Patrick Durkin: Hanging suet upside down is for the birds
A fellow bird-feeding geek sent a tip last week for discouraging grackles, starlings, bluejays, redwing blackbirds and other gluttonous birds from devouring suet cakes as fast as you can buy them.
He wrote: “Try hanging your suet bricks from a branch or pole with shoestrings so they hang flat. First, remove only the top plastic cover. Leave the cake inside its plastic case, and slide it into the suet-holder with its open side facing down. When it’s hung that way, only birds that can feed upside down can peck the suet. You’ll restrict your suet to nuthatches, chickadees, flickers and woodpeckers of all types, even an occasional pileated. Some ‘smart’ birds might find ways to get the suet, but they’ll have to work at it.”
I modified his suggestion a bit by sliding my caged suet bricks onto some screws I use as hangers/anchors atop our large feeder, facing the exposed suet down and inward. Sure enough, with the hard-plastic case surrounding the suet on its four edges and top, the grackles and their fledgling hordes took turns poking, pecking and picking in frustration.
Meanwhile, the downy and hairy woodpeckers had no trouble clinging to the wooden feeder’s siding and picking at the suet like miners working a coal vein. Likewise, nuthatches and chickadees ate leisurely while latched upside down onto the wire mesh of the suet cages. They left the jays and blackbirds glowering nearby, as starlings futilely searched for openings in the plastic.
Hmm. Why didn’t I ever think of that on my own? I would have saved some money. Instead of replacing three suet bricks daily, I now replace them every three days. Plus, I take petty pleasure in the other birds’ irritation. Sure, an occasional grackle contorts its neck at just the right angle to get a peck or two of suet, but it looks grueling. Picture nibbling pizza off the backside of your upper arm while leaning over a chair.
Still, it’s more fun watching the woodpeckers. Sometimes a young downy follows a parent to the suet and clings alongside, demanding food. Judging by their occasional pecking, the youngsters seem capable of feeding themselves, but yet the parent dutifully grabs suet chunks and spoon-feeds its whelp as if it’s helpless.
Then again, who am I to judge? I’ve never fed a woodpecker, let alone raised a fledgling. These feedings occurred often enough last week that I called Stan Thomas, professor emeritus at UW-Madison, to learn more about the woodpeckers’ frequent feeder programs and food subsidies for their young.
Thomas said people often see adult birds feeding their fledglings, and assume the youngster is there to learn how to feed itself. “There might be some learning by mimicking the parent, but it’s not so much teaching and learning as it is giving the fledglings a handout to tide them over while they figure it out for themselves,” Thomas said. “If you closely watch young birds at feeders, they’re often awkward in how they get the food. They’ve figured out where the parent is going to feed, but they don’t really know what to do once they’re there.”
Thomas said birds at backyard feeders are “altricial,” meaning they’re born naked, helpless, dependent and confined to their nest. Most birds fit this category. A smaller number of bird species, often waterfowl such as ducks and geese, are “precocial.” That means they’re born with feathers and prepared to march, lining up in formation behind adults and following wherever they’re led.

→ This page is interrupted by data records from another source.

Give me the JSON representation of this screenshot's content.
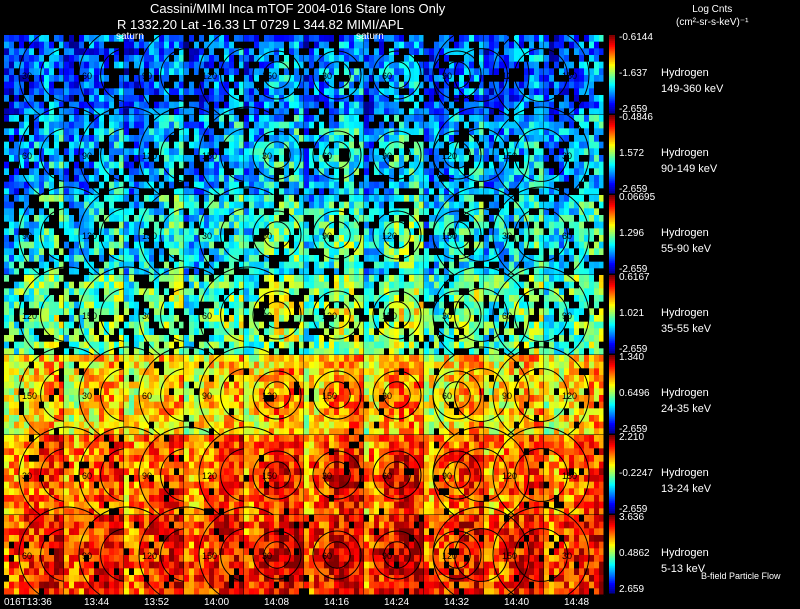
{
  "header": {
    "title": "Cassini/MIMI Inca mTOF  2004-016   Stare   Ions Only",
    "subtitle": "R       1332.20 Lat -16.33 LT 0729 L         344.82  MIMI/APL",
    "legend_title_line1": "Log Cnts",
    "legend_title_line2": "(cm²-sr-s-keV)⁻¹"
  },
  "footer": {
    "note": "B-field Particle Flow"
  },
  "saturn_labels": [
    "saturn",
    "saturn"
  ],
  "chart_data": {
    "type": "heatmap",
    "title": "Cassini/MIMI Inca mTOF  2004-016   Stare   Ions Only",
    "colorbar_label": "Log Cnts (cm²-sr-s-keV)⁻¹",
    "times": [
      "016T13:36",
      "13:44",
      "13:52",
      "14:00",
      "14:08",
      "14:16",
      "14:24",
      "14:32",
      "14:40",
      "14:48"
    ],
    "bands": [
      {
        "species": "Hydrogen",
        "energy": "149-360 keV",
        "cmax": "-0.6144",
        "cmid": "-1.637",
        "cmin": "-2.659",
        "level": 0.22
      },
      {
        "species": "Hydrogen",
        "energy": "90-149 keV",
        "cmax": "-0.4846",
        "cmid": "1.572",
        "cmin": "-2.659",
        "level": 0.3
      },
      {
        "species": "Hydrogen",
        "energy": "55-90 keV",
        "cmax": "0.06695",
        "cmid": "1.296",
        "cmin": "-2.659",
        "level": 0.38
      },
      {
        "species": "Hydrogen",
        "energy": "35-55 keV",
        "cmax": "0.6167",
        "cmid": "1.021",
        "cmin": "-2.659",
        "level": 0.48
      },
      {
        "species": "Hydrogen",
        "energy": "24-35 keV",
        "cmax": "1.340",
        "cmid": "0.6496",
        "cmin": "-2.659",
        "level": 0.66
      },
      {
        "species": "Hydrogen",
        "energy": "13-24 keV",
        "cmax": "2.210",
        "cmid": "-0.2247",
        "cmin": "-2.659",
        "level": 0.78
      },
      {
        "species": "Hydrogen",
        "energy": "5-13 keV",
        "cmax": "3.636",
        "cmid": "0.4862",
        "cmin": "2.659",
        "level": 0.84
      }
    ],
    "contour_labels": [
      "30",
      "60",
      "90",
      "120",
      "150"
    ]
  }
}
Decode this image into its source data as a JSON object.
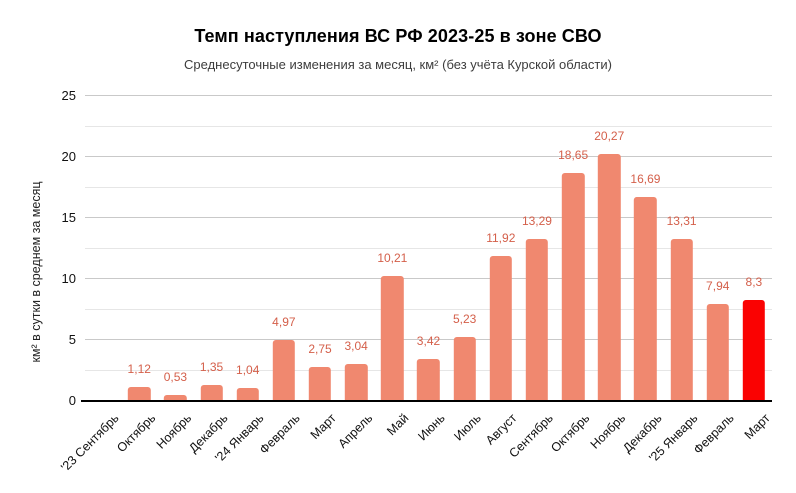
{
  "chart_data": {
    "type": "bar",
    "title": "Темп наступления ВС РФ 2023-25 в зоне СВО",
    "subtitle": "Среднесуточные изменения за месяц, км² (без учёта Курской области)",
    "ylabel": "км² в сутки в среднем за месяц",
    "xlabel": "",
    "ylim": [
      0,
      25
    ],
    "yticks": [
      0,
      5,
      10,
      15,
      20,
      25
    ],
    "minor_grid_step": 2.5,
    "grid": "horizontal, major and minor lines",
    "legend": "none",
    "categories": [
      "'23 Сентябрь",
      "Октябрь",
      "Ноябрь",
      "Декабрь",
      "'24 Январь",
      "Февраль",
      "Март",
      "Апрель",
      "Май",
      "Июнь",
      "Июль",
      "Август",
      "Сентябрь",
      "Октябрь",
      "Ноябрь",
      "Декабрь",
      "'25 Январь",
      "Февраль",
      "Март"
    ],
    "values": [
      0,
      1.12,
      0.53,
      1.35,
      1.04,
      4.97,
      2.75,
      3.04,
      10.21,
      3.42,
      5.23,
      11.92,
      13.29,
      18.65,
      20.27,
      16.69,
      13.31,
      7.94,
      8.3
    ],
    "value_labels": [
      "",
      "1,12",
      "0,53",
      "1,35",
      "1,04",
      "4,97",
      "2,75",
      "3,04",
      "10,21",
      "3,42",
      "5,23",
      "11,92",
      "13,29",
      "18,65",
      "20,27",
      "16,69",
      "13,31",
      "7,94",
      "8,3"
    ],
    "highlight_index": 18,
    "colors": {
      "bar": "#f0886f",
      "highlight_bar": "#fa0202",
      "value_label": "#d45f4a",
      "grid_major": "#c9c9c9",
      "grid_minor": "#e6e6e6",
      "axis_line": "#000000"
    }
  }
}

Altricial nestlings like the downy woodpecker usually stay confined to quarters about three weeks before they start flying. Even then young altricial birds seldom stray far from their nests. Thomas said they usually hide or hang around nearby, and call incessantly for their parents to bring food. And the adults relentlessly forage, flying back and forth with food to stuff into the beaks of their growing young.
“Over time, the younger birds, through trial and error, learn to feed themselves,” Thomas said. “Sometimes they’ll start following their parents around, but often they’ll just stay near the nest and let the food come to them.”

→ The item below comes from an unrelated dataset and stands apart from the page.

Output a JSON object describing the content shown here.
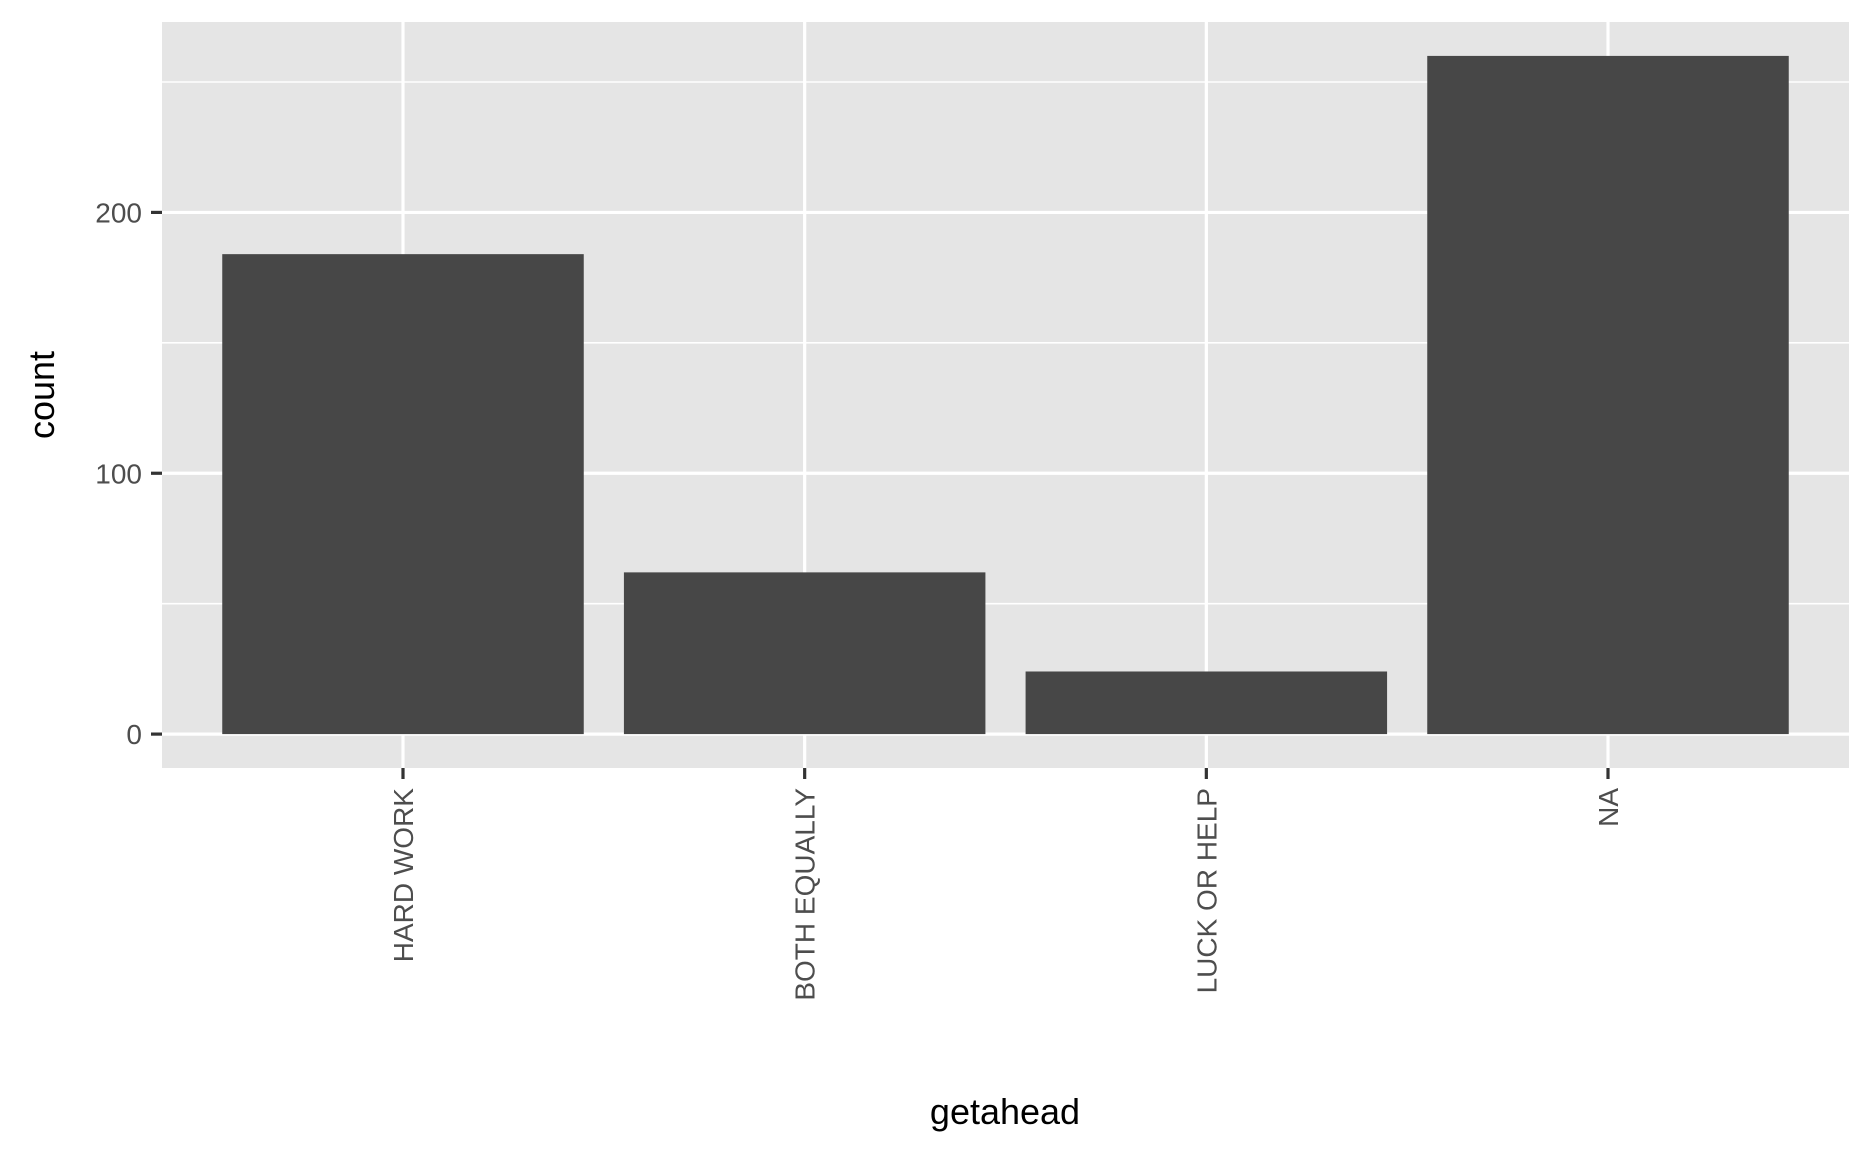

They remain a family until the young can feed themselves, which might take until late summer to early fall. At that time, the parents start migrating south, and the young follow when strong enough for the journey.

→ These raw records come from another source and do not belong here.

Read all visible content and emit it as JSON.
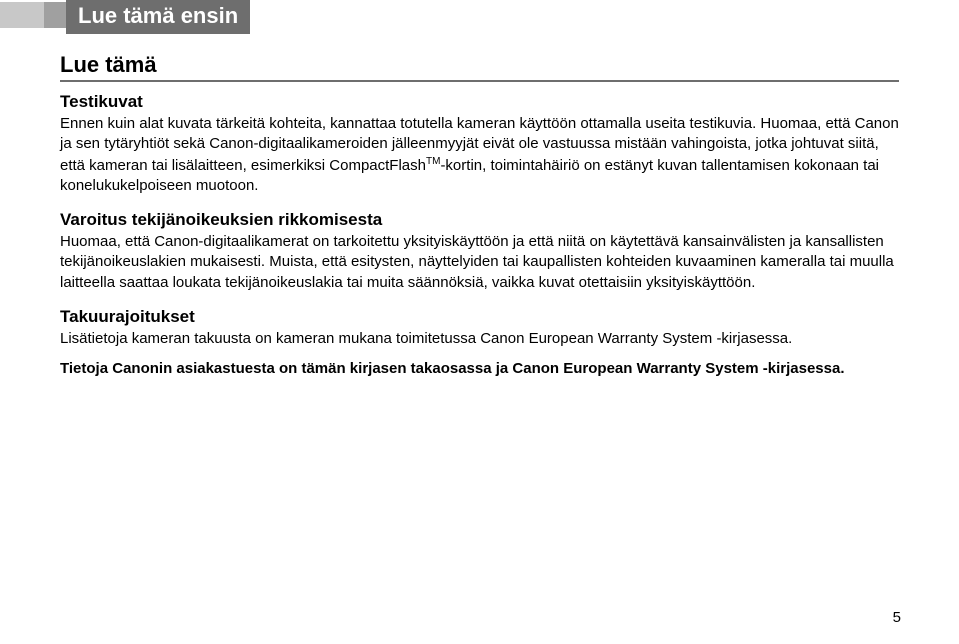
{
  "header": {
    "title": "Lue tämä ensin"
  },
  "section": {
    "title": "Lue tämä"
  },
  "blocks": [
    {
      "heading": "Testikuvat",
      "text": "Ennen kuin alat kuvata tärkeitä kohteita, kannattaa totutella kameran käyttöön ottamalla useita testikuvia. Huomaa, että Canon ja sen tytäryhtiöt sekä Canon-digitaalikameroiden jälleenmyyjät eivät ole vastuussa mistään vahingoista, jotka johtuvat siitä, että kameran tai lisälaitteen, esimerkiksi CompactFlash",
      "sup": "TM",
      "text2": "-kortin, toimintahäiriö on estänyt kuvan tallentamisen kokonaan tai konelukukelpoiseen muotoon."
    },
    {
      "heading": "Varoitus tekijänoikeuksien rikkomisesta",
      "text": "Huomaa, että Canon-digitaalikamerat on tarkoitettu yksityiskäyttöön ja että niitä on käytettävä kansainvälisten ja kansallisten tekijänoikeuslakien mukaisesti. Muista, että esitysten, näyttelyiden tai kaupallisten kohteiden kuvaaminen kameralla tai muulla laitteella saattaa loukata tekijänoikeuslakia tai muita säännöksiä, vaikka kuvat otettaisiin yksityiskäyttöön."
    },
    {
      "heading": "Takuurajoitukset",
      "text": "Lisätietoja kameran takuusta on kameran mukana toimitetussa Canon European Warranty System -kirjasessa."
    }
  ],
  "footer_bold": "Tietoja Canonin asiakastuesta on tämän kirjasen takaosassa ja Canon European Warranty System -kirjasessa.",
  "page_number": "5"
}
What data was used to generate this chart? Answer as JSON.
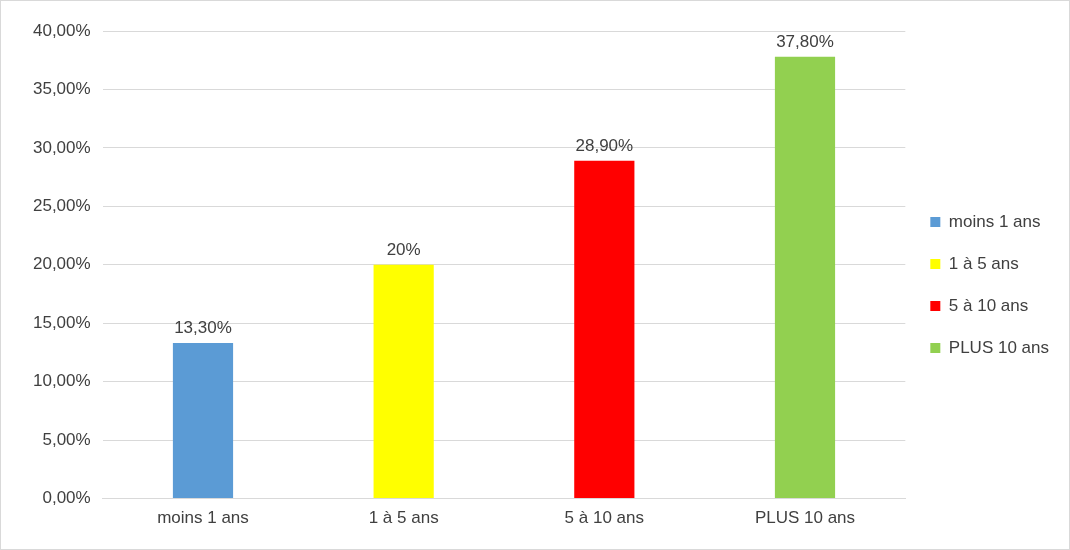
{
  "chart_data": {
    "type": "bar",
    "categories": [
      "moins 1 ans",
      "1 à 5 ans",
      "5 à 10 ans",
      "PLUS 10 ans"
    ],
    "series": [
      {
        "name": "moins 1 ans",
        "color": "#5b9bd5",
        "values": [
          13.3,
          null,
          null,
          null
        ],
        "value_labels": [
          "13,30%",
          null,
          null,
          null
        ]
      },
      {
        "name": "1 à 5 ans",
        "color": "#ffff00",
        "values": [
          null,
          20,
          null,
          null
        ],
        "value_labels": [
          null,
          "20%",
          null,
          null
        ]
      },
      {
        "name": "5 à 10 ans",
        "color": "#ff0000",
        "values": [
          null,
          null,
          28.9,
          null
        ],
        "value_labels": [
          null,
          null,
          "28,90%",
          null
        ]
      },
      {
        "name": "PLUS 10 ans",
        "color": "#92d050",
        "values": [
          null,
          null,
          null,
          37.8
        ],
        "value_labels": [
          null,
          null,
          null,
          "37,80%"
        ]
      }
    ],
    "ylim": [
      0,
      40
    ],
    "yticks": [
      {
        "value": 0,
        "label": "0,00%"
      },
      {
        "value": 5,
        "label": "5,00%"
      },
      {
        "value": 10,
        "label": "10,00%"
      },
      {
        "value": 15,
        "label": "15,00%"
      },
      {
        "value": 20,
        "label": "20,00%"
      },
      {
        "value": 25,
        "label": "25,00%"
      },
      {
        "value": 30,
        "label": "30,00%"
      },
      {
        "value": 35,
        "label": "35,00%"
      },
      {
        "value": 40,
        "label": "40,00%"
      }
    ],
    "grid": "y",
    "legend": "right"
  }
}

Dependence can last even longer for birds of prey such as owls, or scavengers like vultures. Thomas said young great-horned owls often call all night for food through spring and summer. That pattern sometimes persists into early fall before the parents lose interest and force their young to fend for themselves as the adults re-enter breeding season.
Thomas cautions people to never assume young birds are orphans, however. “This time of year, a lot of people pick up fledglings, thinking they’ve been abandoned,” he said. “That needs to be dispelled. In most cases, the parent is just off foraging. If you walk away, the fledgling will call for food and the parents will find it. Unless it’s in immediate danger, like in a road, leave it alone. Parents don’t forget where they leave their young.”